I guess I still feel marginally better off with Google and Apple (and Verizon
Wireless, to the extent they use their network as a wedge onto my otherwise
clean device).

Though when company X denies me insurance, company Y a loan...? (I helped a
felon get back on track, last year; my social network score has probably taken
a hit. And who knows what kind of surveillance this has opened me up for?)
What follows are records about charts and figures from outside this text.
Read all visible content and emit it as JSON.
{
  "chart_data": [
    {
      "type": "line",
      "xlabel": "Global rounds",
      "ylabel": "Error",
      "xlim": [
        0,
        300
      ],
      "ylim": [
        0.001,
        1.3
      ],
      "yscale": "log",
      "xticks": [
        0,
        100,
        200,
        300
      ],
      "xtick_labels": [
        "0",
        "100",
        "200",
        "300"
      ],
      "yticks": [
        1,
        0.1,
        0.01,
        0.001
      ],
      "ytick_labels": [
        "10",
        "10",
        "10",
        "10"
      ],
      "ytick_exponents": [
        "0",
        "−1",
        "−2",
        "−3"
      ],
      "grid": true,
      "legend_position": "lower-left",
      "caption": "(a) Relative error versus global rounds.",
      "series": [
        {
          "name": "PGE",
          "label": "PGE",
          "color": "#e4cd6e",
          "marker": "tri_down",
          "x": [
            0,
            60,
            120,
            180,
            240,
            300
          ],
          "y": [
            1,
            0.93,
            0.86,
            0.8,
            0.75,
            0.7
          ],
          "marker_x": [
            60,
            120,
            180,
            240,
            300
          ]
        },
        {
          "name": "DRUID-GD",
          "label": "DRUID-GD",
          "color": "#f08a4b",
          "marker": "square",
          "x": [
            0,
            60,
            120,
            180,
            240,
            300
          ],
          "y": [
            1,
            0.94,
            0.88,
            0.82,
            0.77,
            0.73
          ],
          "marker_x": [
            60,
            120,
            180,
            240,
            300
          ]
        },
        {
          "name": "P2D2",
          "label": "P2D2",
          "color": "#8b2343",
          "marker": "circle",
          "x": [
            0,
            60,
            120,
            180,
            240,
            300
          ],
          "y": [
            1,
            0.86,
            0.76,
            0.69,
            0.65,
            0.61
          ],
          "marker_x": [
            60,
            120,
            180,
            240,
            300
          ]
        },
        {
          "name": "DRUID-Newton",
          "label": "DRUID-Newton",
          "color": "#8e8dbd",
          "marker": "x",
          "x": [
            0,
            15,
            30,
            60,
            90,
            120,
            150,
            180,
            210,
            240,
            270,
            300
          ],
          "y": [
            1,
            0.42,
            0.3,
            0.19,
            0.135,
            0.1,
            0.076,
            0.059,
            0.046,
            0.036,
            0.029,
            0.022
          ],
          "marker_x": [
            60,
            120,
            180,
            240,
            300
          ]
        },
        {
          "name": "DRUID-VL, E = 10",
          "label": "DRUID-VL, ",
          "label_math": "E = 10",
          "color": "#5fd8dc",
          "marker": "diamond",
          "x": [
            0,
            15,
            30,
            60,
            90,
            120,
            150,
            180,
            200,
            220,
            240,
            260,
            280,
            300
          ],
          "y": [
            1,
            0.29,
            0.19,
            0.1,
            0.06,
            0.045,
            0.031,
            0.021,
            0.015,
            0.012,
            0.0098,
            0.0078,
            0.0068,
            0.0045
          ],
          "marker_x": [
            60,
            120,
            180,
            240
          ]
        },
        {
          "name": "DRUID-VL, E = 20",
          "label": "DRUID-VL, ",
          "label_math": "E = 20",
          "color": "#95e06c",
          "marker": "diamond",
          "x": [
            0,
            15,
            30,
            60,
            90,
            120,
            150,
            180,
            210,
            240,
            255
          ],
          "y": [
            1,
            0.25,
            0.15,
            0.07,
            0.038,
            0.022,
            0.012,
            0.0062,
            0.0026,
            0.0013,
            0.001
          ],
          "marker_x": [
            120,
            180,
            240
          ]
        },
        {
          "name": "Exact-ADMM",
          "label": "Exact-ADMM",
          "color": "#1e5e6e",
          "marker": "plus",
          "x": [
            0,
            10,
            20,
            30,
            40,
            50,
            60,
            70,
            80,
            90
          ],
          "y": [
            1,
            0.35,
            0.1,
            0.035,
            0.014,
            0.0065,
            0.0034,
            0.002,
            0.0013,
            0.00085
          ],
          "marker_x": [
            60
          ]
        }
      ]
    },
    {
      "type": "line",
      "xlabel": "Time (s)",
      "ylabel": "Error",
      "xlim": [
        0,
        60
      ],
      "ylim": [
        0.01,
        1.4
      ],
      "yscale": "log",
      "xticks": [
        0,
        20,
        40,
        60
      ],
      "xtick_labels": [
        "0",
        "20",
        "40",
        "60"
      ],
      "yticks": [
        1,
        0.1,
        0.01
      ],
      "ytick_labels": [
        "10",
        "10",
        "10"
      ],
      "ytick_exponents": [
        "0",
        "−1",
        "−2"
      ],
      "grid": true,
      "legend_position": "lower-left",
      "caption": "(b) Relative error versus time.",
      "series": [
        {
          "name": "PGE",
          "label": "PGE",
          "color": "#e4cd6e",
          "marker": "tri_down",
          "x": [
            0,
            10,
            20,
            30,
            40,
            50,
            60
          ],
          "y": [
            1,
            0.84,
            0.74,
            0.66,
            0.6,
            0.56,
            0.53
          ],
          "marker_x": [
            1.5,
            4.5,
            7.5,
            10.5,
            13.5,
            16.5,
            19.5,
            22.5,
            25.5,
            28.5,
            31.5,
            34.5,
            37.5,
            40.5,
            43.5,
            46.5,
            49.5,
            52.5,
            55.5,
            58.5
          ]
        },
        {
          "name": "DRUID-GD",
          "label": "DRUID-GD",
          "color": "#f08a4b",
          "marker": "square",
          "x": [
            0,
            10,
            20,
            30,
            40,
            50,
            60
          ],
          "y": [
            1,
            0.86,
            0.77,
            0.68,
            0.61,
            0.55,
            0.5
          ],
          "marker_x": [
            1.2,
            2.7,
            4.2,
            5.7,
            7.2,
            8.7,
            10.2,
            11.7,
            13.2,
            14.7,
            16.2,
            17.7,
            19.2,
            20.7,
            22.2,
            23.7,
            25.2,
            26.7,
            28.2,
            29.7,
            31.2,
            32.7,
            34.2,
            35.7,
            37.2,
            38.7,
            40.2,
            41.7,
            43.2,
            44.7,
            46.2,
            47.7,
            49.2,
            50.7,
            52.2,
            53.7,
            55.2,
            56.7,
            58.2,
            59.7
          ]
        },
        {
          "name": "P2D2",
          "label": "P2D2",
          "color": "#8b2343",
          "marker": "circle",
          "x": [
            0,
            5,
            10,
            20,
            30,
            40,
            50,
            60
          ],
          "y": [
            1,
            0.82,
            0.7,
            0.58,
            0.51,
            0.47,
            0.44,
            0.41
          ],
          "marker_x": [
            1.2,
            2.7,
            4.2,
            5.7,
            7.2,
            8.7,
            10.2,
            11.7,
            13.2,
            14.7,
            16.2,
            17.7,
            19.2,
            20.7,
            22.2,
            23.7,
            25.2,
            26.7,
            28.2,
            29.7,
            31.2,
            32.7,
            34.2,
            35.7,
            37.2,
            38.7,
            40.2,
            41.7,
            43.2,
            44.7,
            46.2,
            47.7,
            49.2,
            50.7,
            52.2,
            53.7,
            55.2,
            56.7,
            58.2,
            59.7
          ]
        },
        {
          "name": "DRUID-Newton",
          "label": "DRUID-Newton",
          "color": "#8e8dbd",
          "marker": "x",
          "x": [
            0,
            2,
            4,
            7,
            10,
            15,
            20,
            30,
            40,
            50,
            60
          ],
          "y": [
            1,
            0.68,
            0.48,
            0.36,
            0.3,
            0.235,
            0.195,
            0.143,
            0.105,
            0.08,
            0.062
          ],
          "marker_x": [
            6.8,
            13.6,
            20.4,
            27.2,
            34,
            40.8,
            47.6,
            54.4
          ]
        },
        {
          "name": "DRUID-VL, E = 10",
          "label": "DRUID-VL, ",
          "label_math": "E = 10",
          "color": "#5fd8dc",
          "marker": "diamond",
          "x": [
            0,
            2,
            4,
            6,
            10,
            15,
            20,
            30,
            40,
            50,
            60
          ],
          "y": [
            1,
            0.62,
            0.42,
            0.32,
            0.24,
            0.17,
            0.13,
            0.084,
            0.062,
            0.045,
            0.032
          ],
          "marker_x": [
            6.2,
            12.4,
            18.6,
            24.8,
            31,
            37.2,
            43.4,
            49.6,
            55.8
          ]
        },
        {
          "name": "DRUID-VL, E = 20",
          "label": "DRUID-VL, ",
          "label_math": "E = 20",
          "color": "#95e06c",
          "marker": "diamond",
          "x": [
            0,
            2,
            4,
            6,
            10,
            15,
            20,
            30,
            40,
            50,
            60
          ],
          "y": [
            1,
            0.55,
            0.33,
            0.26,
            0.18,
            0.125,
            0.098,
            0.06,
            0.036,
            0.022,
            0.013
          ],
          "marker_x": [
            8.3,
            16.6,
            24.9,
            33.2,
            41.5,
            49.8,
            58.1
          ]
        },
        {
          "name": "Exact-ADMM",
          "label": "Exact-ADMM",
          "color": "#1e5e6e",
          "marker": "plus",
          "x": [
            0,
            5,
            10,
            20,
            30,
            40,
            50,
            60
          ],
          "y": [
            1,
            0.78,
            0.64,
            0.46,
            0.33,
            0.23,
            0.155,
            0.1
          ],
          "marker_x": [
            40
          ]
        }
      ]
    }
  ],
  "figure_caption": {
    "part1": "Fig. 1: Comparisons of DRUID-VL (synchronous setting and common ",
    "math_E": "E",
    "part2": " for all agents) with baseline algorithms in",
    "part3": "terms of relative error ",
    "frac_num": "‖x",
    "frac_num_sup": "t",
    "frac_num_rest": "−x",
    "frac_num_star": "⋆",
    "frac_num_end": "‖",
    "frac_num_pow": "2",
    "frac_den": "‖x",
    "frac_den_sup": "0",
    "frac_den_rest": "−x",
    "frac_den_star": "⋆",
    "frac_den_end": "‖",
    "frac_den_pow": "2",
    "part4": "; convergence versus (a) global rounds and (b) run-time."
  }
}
I suppose I sound paranoid. But I ran into how arbitrarily exclusionary
insurance companies can be, back some decades ago in my 20's. One routine
appointment in isolation, in the medical history they requested. One circa
$100 charge for same, with no adverse diagnosis. Nonetheless, application
denied.

The Chinese might want to survey me for the access I have. Might want personal
information for leverage or for some future purge, if and when the U.S. really
does go down the crapper and gets taken over (behind the scenes, if not
overtly; look at ongoing ownership bids).

The U.S. wants to survey me to maximize profit extraction, and to make sure I
don't risk same.

------
pasbesoin
Sharing images and video is a primary function of the phone, these days.

Phones like this one keep missing the ball, on this feature point.

Seriously, in such social media, what other people see isn't how fast your
phone runs or how many apps it can juggle. It's your images and video.